Public Project
Nuestra Guerra.
Copyright Oscar B. Castillo 2024
Updated Dec 2012

The spiral of violence that envelopes Venezuelan society does not stop to extend, covering wider sectors of the community in ever bloodier ways. The numbers -even the most conservative figures- are hard to assimilate because the peaks, year after year, increase the heights. There is an undeclared war, being fought in ever-changing battlefields, and whose opposing sides remain unknown.

The situation is real and sometimes we don't need to refer to those many figures, data tables or graphics to know that this scourge (that is not from today and does not have its causes only in the actual government) is devouring the life of Venezuelan society and its youth. And that even if the government does not give real and reliable numbers or manipulates them and the opposition very often, taking profit of the victim's pain, use those numbers as a merely political tool, the tragedy is there and it is impossible to hide it.
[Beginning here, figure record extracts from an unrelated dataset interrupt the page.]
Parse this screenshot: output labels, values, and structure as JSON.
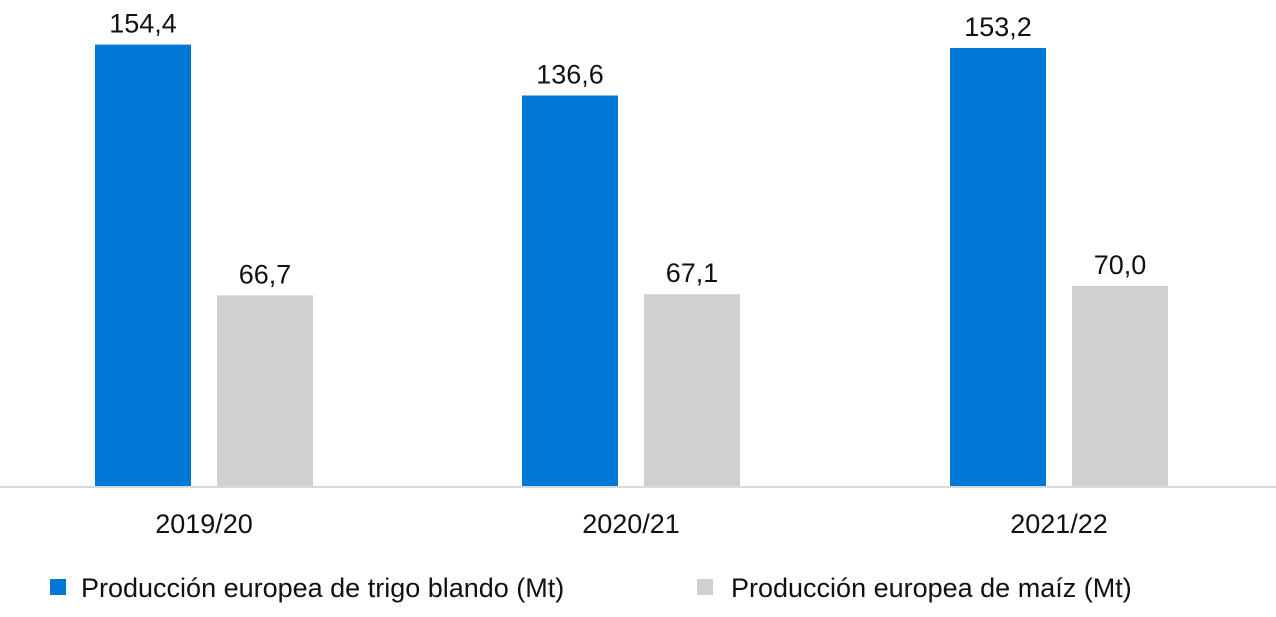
{
  "chart_data": {
    "type": "bar",
    "categories": [
      "2019/20",
      "2020/21",
      "2021/22"
    ],
    "series": [
      {
        "name": "Producción europea de trigo blando (Mt)",
        "values": [
          154.4,
          136.6,
          153.2
        ],
        "labels": [
          "154,4",
          "136,6",
          "153,2"
        ],
        "color": "#0078d7"
      },
      {
        "name": "Producción europea de maíz (Mt)",
        "values": [
          66.7,
          67.1,
          70.0
        ],
        "labels": [
          "66,7",
          "67,1",
          "70,0"
        ],
        "color": "#d0d0d2"
      }
    ],
    "ylim": [
      0,
      170
    ],
    "grid": false,
    "legend_position": "bottom",
    "axis_color": "#d9d9d9"
  }
}
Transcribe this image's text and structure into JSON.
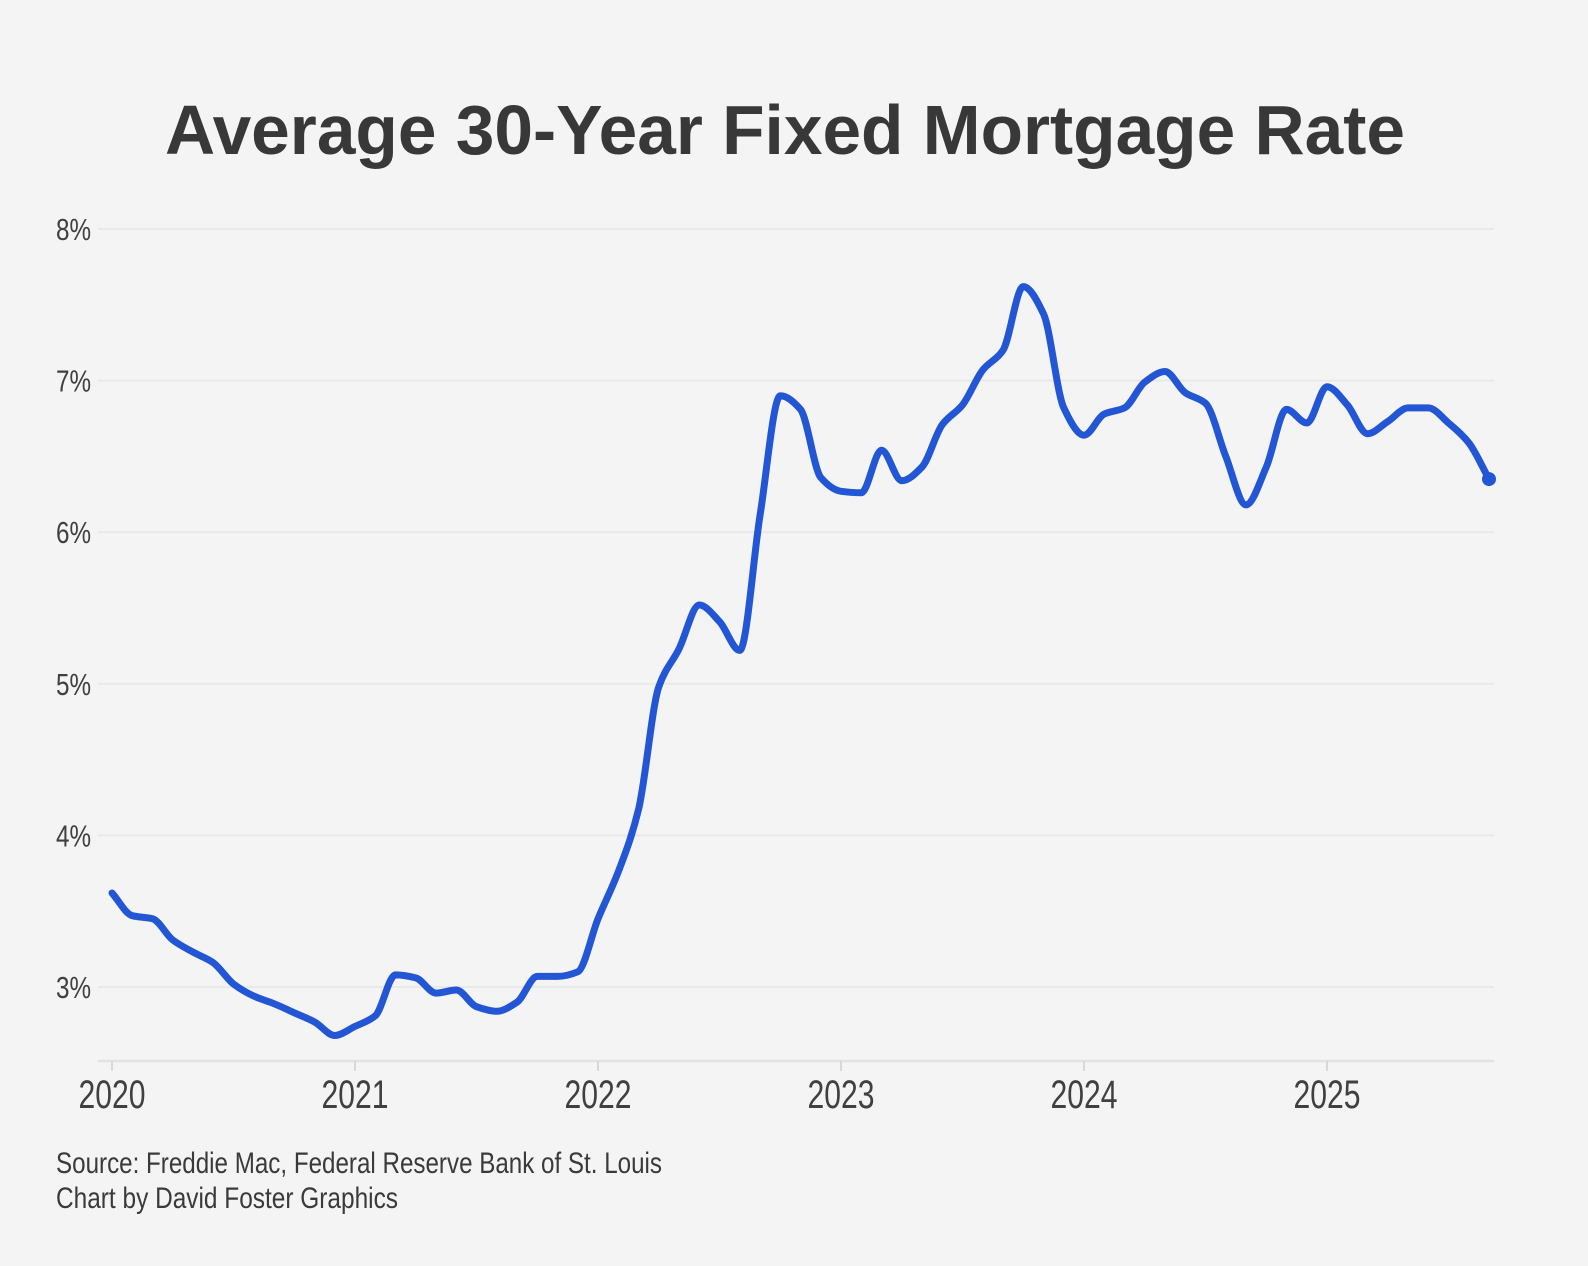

Behind those red figures there are thousands of destroyed families that this project intends to give back their human face and their own voice, sons without fathers and mothers without sons, survivors with the body and the soul covered by scars. Citizens from all social classes, all ages and politic affiliations that today carry on their shoulders years of pain and desperation. I know their anguish, as Venezuelan i have felt it too while living in the corners invaded by "crack", while visiting the jails, those cemeteries for living beings, where guards sell the same fire-arms used in the massacres. I have been patient in those hospitals overflowed by victims of this senseless violence. Because of that, as photographer, i want to avoid those stories to be forgotten and repeated, capturing images that go beyond the neighborhoods and tell the communities and their inhabitants about the importance of take the lead in the reorganization of this chaos. Is necessary, is possible and is undelayable.